What I need to be able to do is sort the rows belong to a given customer_ID and assign a number to each row that indicates its order within the customer_ID group. The most recent row for that customer gets a 0, the second most recent gets a 1, etc.
In pandas you could do this by sorting on both columns, then doing a groupby on customer_ID, then doing a cumcount()
I tried doing a sort_values on date and then doing a set_index on customer_ID, but the process of setting the customer_ID jumbled the sort from the sort_values on date.
Another option is:
# A customer never has more than 13 dates.
my_dd= my_dd.groupby('customer_ID').apply(lambda x: x.nlargest(13, 'date'))
And this actually works okay in pandas: 9 seconds to do 100,000 rows. When I tried using dask it seemed prohibitively slow. I stopped the process after 30 minutes.
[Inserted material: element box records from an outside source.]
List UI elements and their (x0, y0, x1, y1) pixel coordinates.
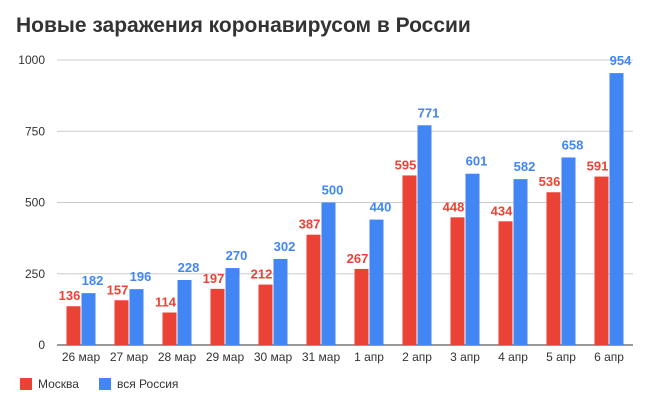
bar-russia (129, 289, 144, 345)
data-label-russia: 582 (514, 159, 536, 174)
grid-lines (57, 59, 633, 346)
bar-moscow (210, 288, 225, 345)
data-label-russia: 182 (82, 273, 104, 288)
y-axis: 0 250 500 750 1000 (18, 53, 45, 352)
y-tick-label: 1000 (18, 53, 45, 67)
bar-moscow (354, 268, 369, 345)
data-label-russia: 270 (226, 248, 248, 263)
y-tick-label: 250 (25, 267, 45, 281)
bar-moscow (306, 234, 321, 345)
data-label-moscow: 212 (251, 267, 273, 282)
x-tick-label: 3 апр (450, 350, 480, 364)
data-label-russia: 771 (418, 105, 440, 120)
data-label-russia: 228 (178, 260, 200, 275)
data-label-moscow: 448 (443, 199, 465, 214)
legend-swatch-moscow (20, 378, 32, 390)
data-label-russia: 500 (322, 183, 344, 198)
bar-moscow (402, 175, 417, 345)
legend-item-russia: вся Россия (98, 377, 179, 391)
data-label-russia: 440 (370, 200, 392, 215)
bar-moscow (114, 300, 129, 345)
y-tick-label: 500 (25, 196, 45, 210)
x-tick-label: 4 апр (498, 350, 528, 364)
x-tick-label: 2 апр (402, 350, 432, 364)
data-label-russia: 601 (466, 154, 488, 169)
bar-russia (225, 268, 240, 345)
bar-russia (81, 293, 96, 345)
bar-russia (273, 258, 288, 345)
y-tick-label: 750 (25, 124, 45, 138)
data-label-russia: 658 (562, 137, 584, 152)
bar-russia (177, 280, 192, 345)
bar-moscow (258, 284, 273, 345)
x-tick-label: 26 мар (62, 350, 101, 364)
data-label-moscow: 387 (299, 217, 321, 232)
legend-label-moscow: Москва (38, 377, 79, 391)
legend-label-russia: вся Россия (116, 377, 179, 391)
data-label-moscow: 267 (347, 251, 369, 266)
data-label-moscow: 157 (107, 282, 129, 297)
x-axis: 26 мар 27 мар 28 мар 29 мар 30 мар 31 мар 1 ап… (62, 350, 624, 364)
bar-russia (561, 157, 576, 345)
bar-moscow (546, 192, 561, 345)
data-label-russia: 196 (130, 269, 152, 284)
bar-moscow (498, 221, 513, 345)
x-tick-label: 31 мар (302, 350, 341, 364)
data-label-moscow: 591 (587, 159, 609, 174)
x-tick-label: 28 мар (158, 350, 197, 364)
bar-moscow (162, 312, 177, 345)
data-label-russia: 954 (610, 53, 632, 68)
x-tick-label: 6 апр (594, 350, 624, 364)
legend-item-moscow: Москва (20, 377, 79, 391)
x-tick-label: 30 мар (254, 350, 293, 364)
data-label-moscow: 114 (155, 295, 177, 310)
legend-swatch-russia (98, 378, 111, 390)
chart-title: Новые заражения коронавирусом в России (16, 14, 471, 37)
data-label-moscow: 536 (539, 174, 561, 189)
bar-russia (465, 173, 480, 345)
data-label-moscow: 197 (203, 271, 225, 286)
bar-russia (513, 179, 528, 345)
x-tick-label: 1 апр (354, 350, 384, 364)
bar-moscow (594, 176, 609, 345)
bar-russia (417, 125, 432, 345)
bars (66, 73, 624, 346)
bar-moscow (66, 306, 81, 345)
bar-moscow (450, 217, 465, 345)
y-tick-label: 0 (38, 338, 45, 352)
bar-russia (321, 202, 336, 345)
data-label-moscow: 595 (395, 157, 417, 172)
x-tick-label: 29 мар (206, 350, 245, 364)
bar-russia (609, 73, 624, 346)
data-label-russia: 302 (274, 239, 296, 254)
bar-russia (369, 219, 384, 345)
legend: Москва вся Россия (20, 377, 178, 391)
x-tick-label: 27 мар (110, 350, 149, 364)
data-label-moscow: 434 (491, 203, 513, 218)
data-label-moscow: 136 (59, 288, 81, 303)
x-tick-label: 5 апр (546, 350, 576, 364)
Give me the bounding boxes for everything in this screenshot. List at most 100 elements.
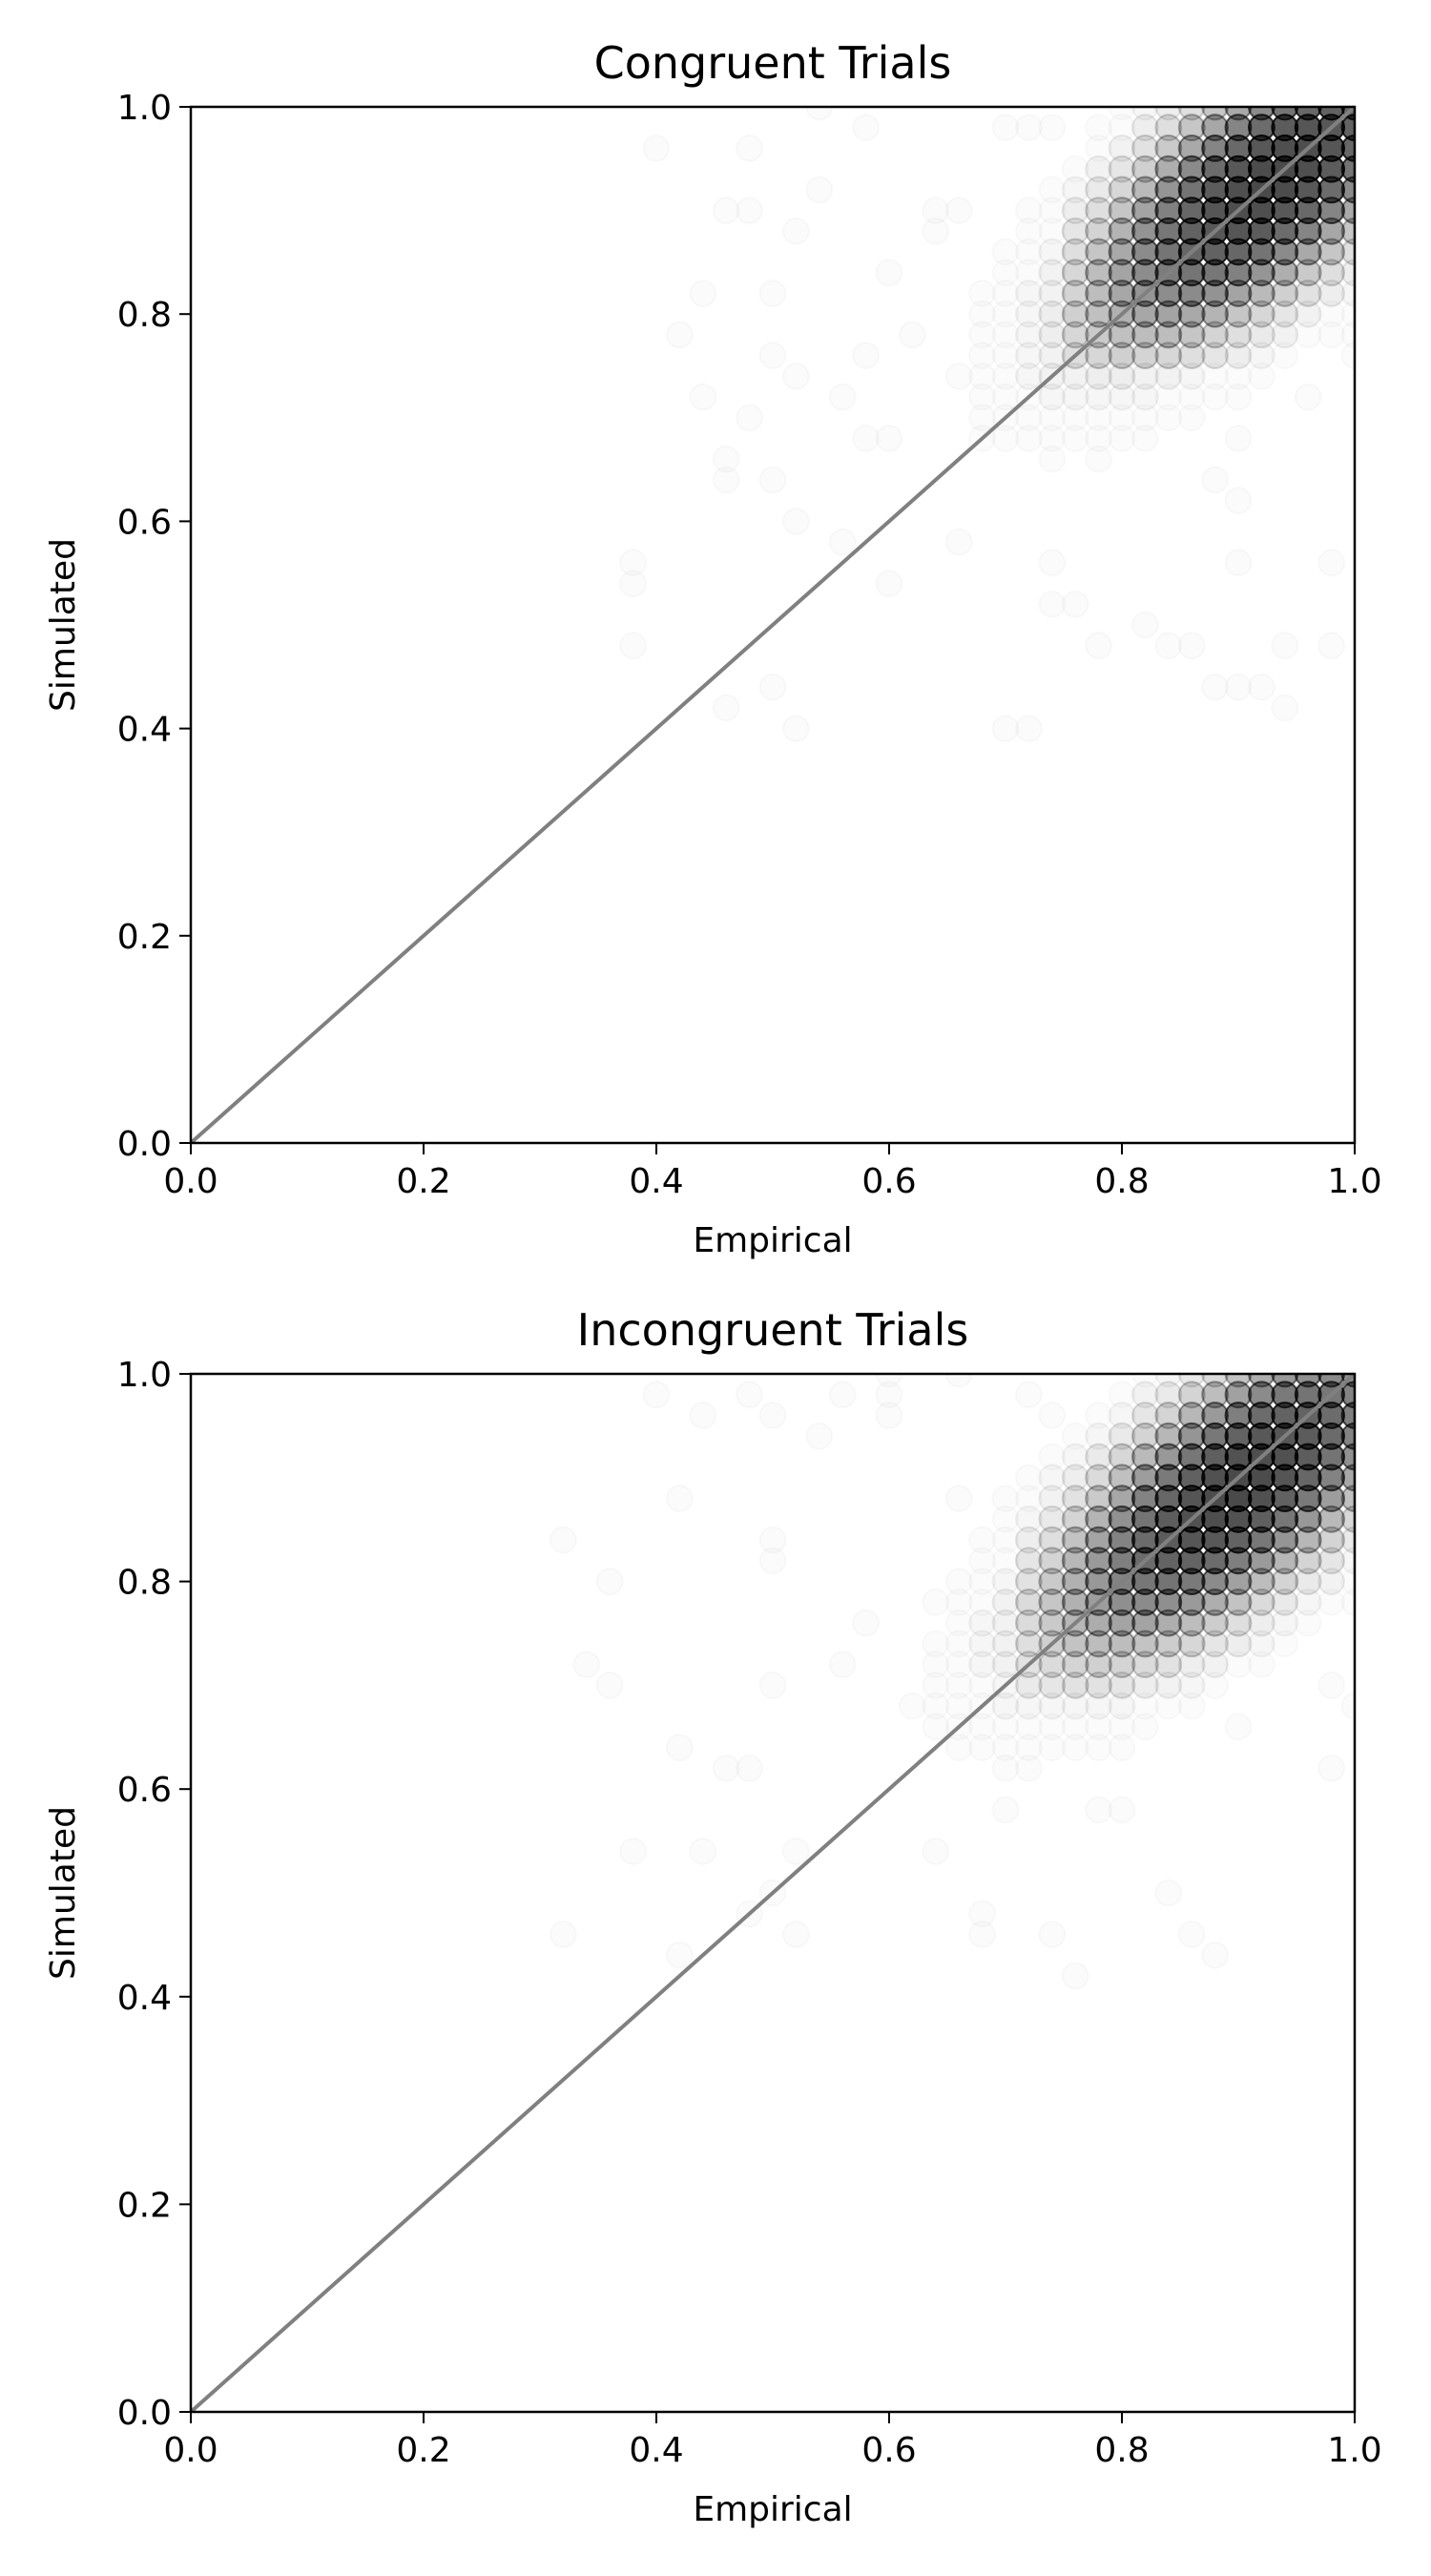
scatter-point bbox=[1038, 1589, 1067, 1616]
y-tick-label: 0.4 bbox=[117, 1979, 172, 2018]
scatter-point bbox=[1061, 1547, 1089, 1575]
scatter-point bbox=[1015, 1568, 1043, 1595]
scatter-point bbox=[1294, 280, 1322, 307]
scatter-point bbox=[760, 1402, 786, 1428]
y-tick-label: 0.0 bbox=[117, 2394, 172, 2433]
scatter-point bbox=[993, 114, 1019, 140]
scatter-point bbox=[1015, 1692, 1043, 1720]
scatter-point bbox=[1226, 426, 1252, 451]
scatter-point bbox=[1015, 1526, 1043, 1554]
scatter-point bbox=[1131, 1402, 1159, 1429]
scatter-point bbox=[1294, 1568, 1322, 1595]
scatter-point bbox=[1016, 1381, 1042, 1407]
scatter-point bbox=[690, 1839, 716, 1864]
scatter-point bbox=[714, 447, 739, 472]
scatter-point bbox=[1248, 107, 1275, 121]
scatter-point bbox=[1038, 1505, 1067, 1533]
scatter-point bbox=[991, 1568, 1020, 1595]
scatter-point bbox=[830, 384, 856, 410]
scatter-point bbox=[1154, 300, 1183, 328]
scatter-point bbox=[1226, 675, 1252, 700]
scatter-point bbox=[1085, 383, 1112, 411]
scatter-point bbox=[1154, 1672, 1183, 1699]
scatter-point bbox=[923, 197, 948, 223]
x-axis-ticks: 0.0 0.2 0.4 0.6 0.8 1.0 bbox=[163, 2412, 1382, 2470]
scatter-point bbox=[946, 1568, 972, 1594]
scatter-point bbox=[620, 550, 646, 575]
scatter-point bbox=[1177, 363, 1206, 390]
scatter-point bbox=[1201, 1609, 1229, 1637]
scatter-point bbox=[1085, 1443, 1112, 1471]
scatter-point bbox=[1015, 1609, 1043, 1637]
scatter-point bbox=[1039, 177, 1065, 203]
scatter-point bbox=[1015, 1505, 1043, 1533]
scatter-point bbox=[1154, 363, 1183, 390]
y-tick-label: 0.8 bbox=[117, 296, 172, 335]
scatter-point bbox=[1271, 107, 1299, 121]
scatter-point bbox=[1294, 238, 1322, 266]
scatter-point bbox=[1177, 1402, 1206, 1429]
scatter-point bbox=[1248, 1609, 1275, 1637]
scatter-point bbox=[1015, 1630, 1043, 1658]
scatter-point bbox=[1086, 114, 1111, 140]
scatter-point bbox=[1294, 300, 1322, 328]
scatter-point bbox=[1317, 1547, 1345, 1575]
scatter-point bbox=[1317, 1568, 1345, 1595]
scatter-point bbox=[736, 197, 762, 223]
scatter-point bbox=[1318, 550, 1344, 575]
scatter-point bbox=[1086, 1402, 1111, 1428]
scatter-point bbox=[1108, 1443, 1136, 1471]
scatter-point bbox=[1294, 1589, 1322, 1616]
scatter-point bbox=[1248, 321, 1275, 349]
scatter-point bbox=[1038, 259, 1067, 287]
scatter-point bbox=[1202, 467, 1228, 493]
scatter-point bbox=[1155, 633, 1181, 658]
y-tick-label: 0.6 bbox=[117, 503, 172, 542]
y-tick-label: 0.6 bbox=[117, 1771, 172, 1810]
scatter-point bbox=[1224, 321, 1253, 349]
scatter-point bbox=[1085, 155, 1112, 183]
scatter-point bbox=[830, 1381, 856, 1407]
scatter-point bbox=[991, 1672, 1020, 1699]
scatter-point bbox=[993, 239, 1019, 265]
scatter-point bbox=[1063, 156, 1089, 182]
scatter-point bbox=[923, 1589, 948, 1615]
scatter-point bbox=[1085, 280, 1112, 307]
y-tick-label: 0.2 bbox=[117, 918, 172, 957]
scatter-point bbox=[1177, 114, 1206, 142]
scatter-point bbox=[1271, 1547, 1299, 1575]
scatter-point bbox=[1038, 280, 1067, 307]
scatter-point bbox=[644, 135, 670, 161]
scatter-point bbox=[1131, 300, 1159, 328]
scatter-point bbox=[1272, 633, 1297, 658]
scatter-point bbox=[1085, 1526, 1112, 1554]
scatter-point bbox=[1154, 1374, 1183, 1388]
scatter-point bbox=[1015, 1672, 1043, 1699]
identity-line bbox=[189, 1372, 1357, 2414]
scatter-point bbox=[1202, 675, 1228, 700]
scatter-point bbox=[1061, 176, 1089, 204]
scatter-point bbox=[1249, 675, 1275, 700]
scatter-point bbox=[550, 1922, 576, 1947]
scatter-point bbox=[1086, 633, 1111, 658]
chart-panel-congruent: Congruent Trials 0.0 0.2 0.4 0.6 0.8 1.0 0.00… bbox=[44, 37, 1382, 1260]
scatter-point bbox=[969, 280, 995, 306]
scatter-point bbox=[1272, 696, 1297, 721]
scatter-point bbox=[1061, 1568, 1089, 1595]
scatter-point bbox=[1224, 300, 1253, 328]
scatter-point bbox=[736, 1755, 762, 1781]
scatter-point bbox=[1271, 280, 1299, 307]
y-axis-ticks: 0.0 0.2 0.4 0.6 0.8 1.0 bbox=[117, 1356, 191, 2433]
scatter-point bbox=[968, 1630, 996, 1658]
scatter-point bbox=[946, 364, 972, 389]
scatter-point bbox=[1039, 550, 1065, 575]
scatter-point bbox=[1085, 176, 1112, 204]
scatter-point bbox=[1039, 1922, 1065, 1947]
scatter-point bbox=[1108, 363, 1136, 390]
scatter-point bbox=[877, 571, 902, 596]
scatter-point bbox=[1061, 1589, 1089, 1616]
scatter-point bbox=[1131, 1443, 1159, 1471]
scatter-point bbox=[900, 322, 925, 348]
x-axis-ticks: 0.0 0.2 0.4 0.6 0.8 1.0 bbox=[163, 1143, 1382, 1201]
scatter-point bbox=[1177, 1630, 1206, 1658]
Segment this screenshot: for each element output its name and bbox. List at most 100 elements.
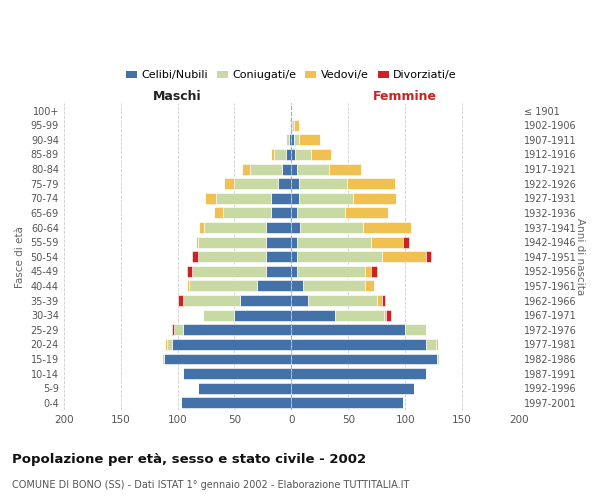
Bar (386, 310, 391, 320)
Bar (299, 134, 320, 145)
Bar (161, 354, 164, 364)
Bar (271, 149, 274, 160)
Bar (303, 280, 365, 291)
Bar (187, 280, 189, 291)
Bar (405, 324, 425, 336)
Bar (308, 295, 377, 306)
Bar (235, 310, 292, 320)
Bar (371, 266, 377, 277)
Bar (301, 222, 363, 233)
Bar (257, 280, 292, 291)
Bar (172, 324, 174, 336)
Bar (292, 310, 335, 320)
Bar (199, 222, 204, 233)
Bar (292, 252, 297, 262)
Bar (295, 149, 311, 160)
Bar (382, 252, 425, 262)
Bar (290, 120, 292, 130)
Bar (292, 266, 297, 277)
Bar (193, 266, 266, 277)
Bar (240, 295, 292, 306)
Bar (235, 178, 278, 189)
Text: Femmine: Femmine (373, 90, 437, 104)
Bar (167, 339, 172, 350)
Bar (274, 149, 286, 160)
Bar (205, 193, 216, 204)
Bar (299, 193, 353, 204)
Bar (198, 382, 292, 394)
Bar (425, 339, 436, 350)
Bar (311, 149, 331, 160)
Bar (292, 164, 297, 174)
Bar (203, 310, 235, 320)
Bar (292, 222, 301, 233)
Bar (189, 280, 257, 291)
Bar (371, 236, 403, 248)
Bar (292, 193, 299, 204)
Bar (292, 324, 405, 336)
Bar (436, 339, 438, 350)
Bar (292, 236, 297, 248)
Bar (271, 193, 292, 204)
Bar (383, 310, 386, 320)
Y-axis label: Anni di nascita: Anni di nascita (575, 218, 585, 296)
Bar (271, 208, 292, 218)
Bar (292, 208, 297, 218)
Bar (297, 236, 371, 248)
Bar (329, 164, 361, 174)
Bar (292, 354, 437, 364)
Bar (214, 208, 223, 218)
Bar (292, 149, 295, 160)
Bar (293, 134, 299, 145)
Bar (172, 339, 292, 350)
Bar (297, 266, 365, 277)
Bar (292, 280, 303, 291)
Bar (196, 236, 198, 248)
Bar (353, 193, 396, 204)
Bar (266, 236, 292, 248)
Bar (289, 134, 292, 145)
Bar (292, 368, 425, 379)
Bar (365, 280, 374, 291)
Bar (266, 252, 292, 262)
Text: COMUNE DI BONO (SS) - Dati ISTAT 1° gennaio 2002 - Elaborazione TUTTITALIA.IT: COMUNE DI BONO (SS) - Dati ISTAT 1° genn… (12, 480, 409, 490)
Bar (181, 398, 292, 408)
Bar (164, 354, 292, 364)
Bar (293, 120, 299, 130)
Bar (292, 120, 293, 130)
Bar (425, 252, 431, 262)
Bar (292, 295, 308, 306)
Bar (286, 149, 292, 160)
Bar (297, 164, 329, 174)
Bar (347, 178, 395, 189)
Bar (382, 295, 385, 306)
Bar (292, 398, 403, 408)
Bar (278, 178, 292, 189)
Bar (299, 178, 347, 189)
Y-axis label: Fasce di età: Fasce di età (15, 226, 25, 288)
Bar (183, 324, 292, 336)
Bar (345, 208, 388, 218)
Text: Popolazione per età, sesso e stato civile - 2002: Popolazione per età, sesso e stato civil… (12, 452, 366, 466)
Bar (377, 295, 382, 306)
Bar (297, 252, 382, 262)
Legend: Celibi/Nubili, Coniugati/e, Vedovi/e, Divorziati/e: Celibi/Nubili, Coniugati/e, Vedovi/e, Di… (121, 66, 461, 85)
Bar (183, 295, 240, 306)
Bar (297, 208, 345, 218)
Bar (282, 164, 292, 174)
Bar (266, 266, 292, 277)
Bar (198, 236, 266, 248)
Bar (286, 134, 289, 145)
Bar (204, 222, 266, 233)
Bar (363, 222, 411, 233)
Bar (224, 178, 235, 189)
Bar (183, 368, 292, 379)
Bar (292, 382, 414, 394)
Text: Maschi: Maschi (153, 90, 202, 104)
Bar (242, 164, 250, 174)
Bar (174, 324, 183, 336)
Bar (250, 164, 282, 174)
Bar (193, 252, 198, 262)
Bar (216, 193, 271, 204)
Bar (165, 339, 167, 350)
The next thing I’m going to do is try creating a rump dataframe with only the date and customer_ID, small enough to hold in memory so I can do all the work in pandas and then convert to a dask dataframe, do a join on customer_ID and then do a filter on having the two pay_dates match.
Any other suggestions?
If I did a merge on both customer_id and date, with customer_ID being the index, would dask use the fact that the indexes were participating in the merge make it fast? Or would it be a slow merge because it includes out-of-index columns. Since it is not just on the index, I would not be able to use the right_index and left_index paraterms.